UK telecoms regulator Ofcom has fined EE and Virgin Media millions of pounds for excessive early-exit charges.
Churn (loss of customers) is a constant worry for communications service providers and the best way to reduce it is to provide such a good communications service that subscribers don’t want to leave. Another way is to make it so odious and costly to leave that most people just can’t be bothered with the hassle and it seems EE and VM went a bit too far with the latter strategy.
Ofcom says it’s OK for CSPs to attach conditions to the early exit from contracts, but that those must be ‘clear, comprehensive and easily accessible’. Furthermore Ofcom stipulates “Communications providers shall ensure that conditions or procedure for contract termination do not act as disincentives for end-users against changing their communications provider”. It thinks thinks that’s what happened with EE and VM, which is why it has fined them £6.3 million and £7 million, respectively.
“EE and Virgin Media broke our rules by overcharging people who ended their contracts early,” said Ofcom’s spectacularly-named Director of Investigations and Enforcement, Gaucho Rasmussen. “Those people were left out of pocket, and the charges amounted to millions of pounds. That is unacceptable. These fines send a clear message to all phone and broadband firms that they must play by the rules, in the interests of their customers.”
VM doesn’t see it in quite the same way and is appealing the ruling. “We profoundly disagree with Ofcom’s ruling,” said Tom Mockridge, CEO of Virgin Media. “This decision and fine is not justified, proportionate or reasonable. A small percentage of customers were charged an incorrect amount when they ended one or more of their services early and for that we are very sorry.
“As soon as we became aware of the mistake we apologised and took swift action to put it right by paying refunds, with interest, to everyone affected. For those few people we could not locate, we have made an equivalent donation to charity. We also reviewed our internal processes and systems, and improved our customer communications to make sure that this does not happen again.
“We wholeheartedly reject the claim by Ofcom that our ETC levels dissuaded customers from switching. This unreasonable decision and excessive fine does not reflect the swift actions we took, the strong evidence we have presented, or our consistent, open and transparent cooperation with the regulator. We will be appealing Ofcom’s decision.”
EE hadn’t sent us a statement at time of writing, nor had it issued a press release. Read into that what you will but the fact that Ofcom reduced its fine by 30% in return for it not kicking up a fuss would seem to be significant.

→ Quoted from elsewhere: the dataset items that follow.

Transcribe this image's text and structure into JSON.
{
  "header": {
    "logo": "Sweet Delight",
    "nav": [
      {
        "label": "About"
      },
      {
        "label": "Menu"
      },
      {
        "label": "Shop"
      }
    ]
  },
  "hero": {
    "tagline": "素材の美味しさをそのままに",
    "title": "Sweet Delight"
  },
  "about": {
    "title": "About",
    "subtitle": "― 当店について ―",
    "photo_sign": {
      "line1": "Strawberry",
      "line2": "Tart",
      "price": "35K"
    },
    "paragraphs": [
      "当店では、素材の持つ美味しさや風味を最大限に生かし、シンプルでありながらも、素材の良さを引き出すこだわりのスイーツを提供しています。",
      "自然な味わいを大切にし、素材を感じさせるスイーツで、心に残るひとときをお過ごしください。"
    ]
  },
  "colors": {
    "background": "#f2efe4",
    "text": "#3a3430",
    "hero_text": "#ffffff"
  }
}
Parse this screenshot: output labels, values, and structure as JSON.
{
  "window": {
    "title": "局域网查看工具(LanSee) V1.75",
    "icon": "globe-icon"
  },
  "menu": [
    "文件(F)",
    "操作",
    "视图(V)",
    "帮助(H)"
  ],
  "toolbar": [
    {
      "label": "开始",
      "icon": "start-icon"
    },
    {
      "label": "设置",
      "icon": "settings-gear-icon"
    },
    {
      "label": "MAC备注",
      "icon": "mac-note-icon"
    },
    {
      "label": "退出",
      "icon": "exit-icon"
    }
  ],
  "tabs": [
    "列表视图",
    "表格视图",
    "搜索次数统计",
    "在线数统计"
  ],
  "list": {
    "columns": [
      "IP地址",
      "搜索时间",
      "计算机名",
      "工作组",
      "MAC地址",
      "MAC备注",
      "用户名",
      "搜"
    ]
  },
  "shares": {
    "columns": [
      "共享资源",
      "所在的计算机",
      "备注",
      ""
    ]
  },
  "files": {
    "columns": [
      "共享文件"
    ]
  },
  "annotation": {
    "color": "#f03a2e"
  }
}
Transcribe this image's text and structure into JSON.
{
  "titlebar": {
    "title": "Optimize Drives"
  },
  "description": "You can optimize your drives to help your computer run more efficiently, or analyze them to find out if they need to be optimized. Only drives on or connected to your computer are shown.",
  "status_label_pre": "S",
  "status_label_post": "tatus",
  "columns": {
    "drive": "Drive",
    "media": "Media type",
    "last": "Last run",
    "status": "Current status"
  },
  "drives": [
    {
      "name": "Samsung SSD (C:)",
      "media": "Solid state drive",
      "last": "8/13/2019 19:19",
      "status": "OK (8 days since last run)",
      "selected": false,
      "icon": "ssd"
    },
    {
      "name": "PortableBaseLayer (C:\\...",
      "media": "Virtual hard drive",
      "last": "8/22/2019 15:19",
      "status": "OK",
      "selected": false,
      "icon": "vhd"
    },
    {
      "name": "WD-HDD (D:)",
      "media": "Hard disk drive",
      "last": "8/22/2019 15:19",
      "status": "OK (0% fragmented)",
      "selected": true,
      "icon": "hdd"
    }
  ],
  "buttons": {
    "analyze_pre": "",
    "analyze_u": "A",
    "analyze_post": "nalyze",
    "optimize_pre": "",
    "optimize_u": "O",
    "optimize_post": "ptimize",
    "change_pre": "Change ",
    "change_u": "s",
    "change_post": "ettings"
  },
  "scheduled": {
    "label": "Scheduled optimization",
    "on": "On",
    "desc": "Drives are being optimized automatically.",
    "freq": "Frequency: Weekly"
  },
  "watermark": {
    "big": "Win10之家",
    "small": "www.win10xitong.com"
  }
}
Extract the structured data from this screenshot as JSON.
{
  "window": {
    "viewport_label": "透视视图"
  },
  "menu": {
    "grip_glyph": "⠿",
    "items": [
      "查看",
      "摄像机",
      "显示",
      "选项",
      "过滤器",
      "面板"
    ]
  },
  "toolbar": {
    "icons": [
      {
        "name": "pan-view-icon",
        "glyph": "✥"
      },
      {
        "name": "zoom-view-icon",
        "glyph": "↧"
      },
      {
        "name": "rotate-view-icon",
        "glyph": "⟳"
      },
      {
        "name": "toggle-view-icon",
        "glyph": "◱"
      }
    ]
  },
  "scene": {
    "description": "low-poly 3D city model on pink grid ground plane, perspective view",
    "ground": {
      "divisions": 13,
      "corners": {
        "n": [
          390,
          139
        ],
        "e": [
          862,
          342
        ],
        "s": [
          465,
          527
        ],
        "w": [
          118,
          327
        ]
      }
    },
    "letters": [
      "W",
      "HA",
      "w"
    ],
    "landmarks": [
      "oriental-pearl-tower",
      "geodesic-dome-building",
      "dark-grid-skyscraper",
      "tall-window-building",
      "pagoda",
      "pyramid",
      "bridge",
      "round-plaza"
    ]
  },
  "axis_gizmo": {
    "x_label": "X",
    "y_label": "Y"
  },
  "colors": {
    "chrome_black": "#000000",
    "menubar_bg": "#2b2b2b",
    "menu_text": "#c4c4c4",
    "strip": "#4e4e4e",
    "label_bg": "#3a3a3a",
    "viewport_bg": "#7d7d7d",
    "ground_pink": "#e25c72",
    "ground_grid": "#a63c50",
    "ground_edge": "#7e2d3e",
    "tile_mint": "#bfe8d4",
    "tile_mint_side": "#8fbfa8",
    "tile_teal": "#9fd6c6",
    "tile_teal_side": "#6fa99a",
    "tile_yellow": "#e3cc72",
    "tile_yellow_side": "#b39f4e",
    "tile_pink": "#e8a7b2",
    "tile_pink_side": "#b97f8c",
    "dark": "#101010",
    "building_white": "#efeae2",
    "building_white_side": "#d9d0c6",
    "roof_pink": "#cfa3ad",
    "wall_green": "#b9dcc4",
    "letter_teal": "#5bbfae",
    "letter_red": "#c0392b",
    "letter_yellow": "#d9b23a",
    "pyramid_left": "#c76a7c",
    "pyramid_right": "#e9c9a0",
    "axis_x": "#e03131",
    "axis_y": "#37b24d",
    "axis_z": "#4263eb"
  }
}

Mockridge’s moan can be interpreted in a few ways. Taken at face value it’s easy to feel some sympathy. If indeed it was a small, innocent mistake that VM moved to correct as soon as it was aware of it, then the fine does seem excessive. If, however, VM knew what it was doing and thinks it should be able to get away with it just by saying sorry after it was caught, then it doesn’t.
At the very least the relative fines seem disproportionate. EE over-billed 400,000 of its customers for a total of £13.5 million in early exit charges over a six year period, while VM only rinsed 82,000 of its punters for £2.8 million in less than a year. Surely the scale of EE’s breach was far greater and it looks like it’s being too generously rewarded by Ofcom for its capitulation.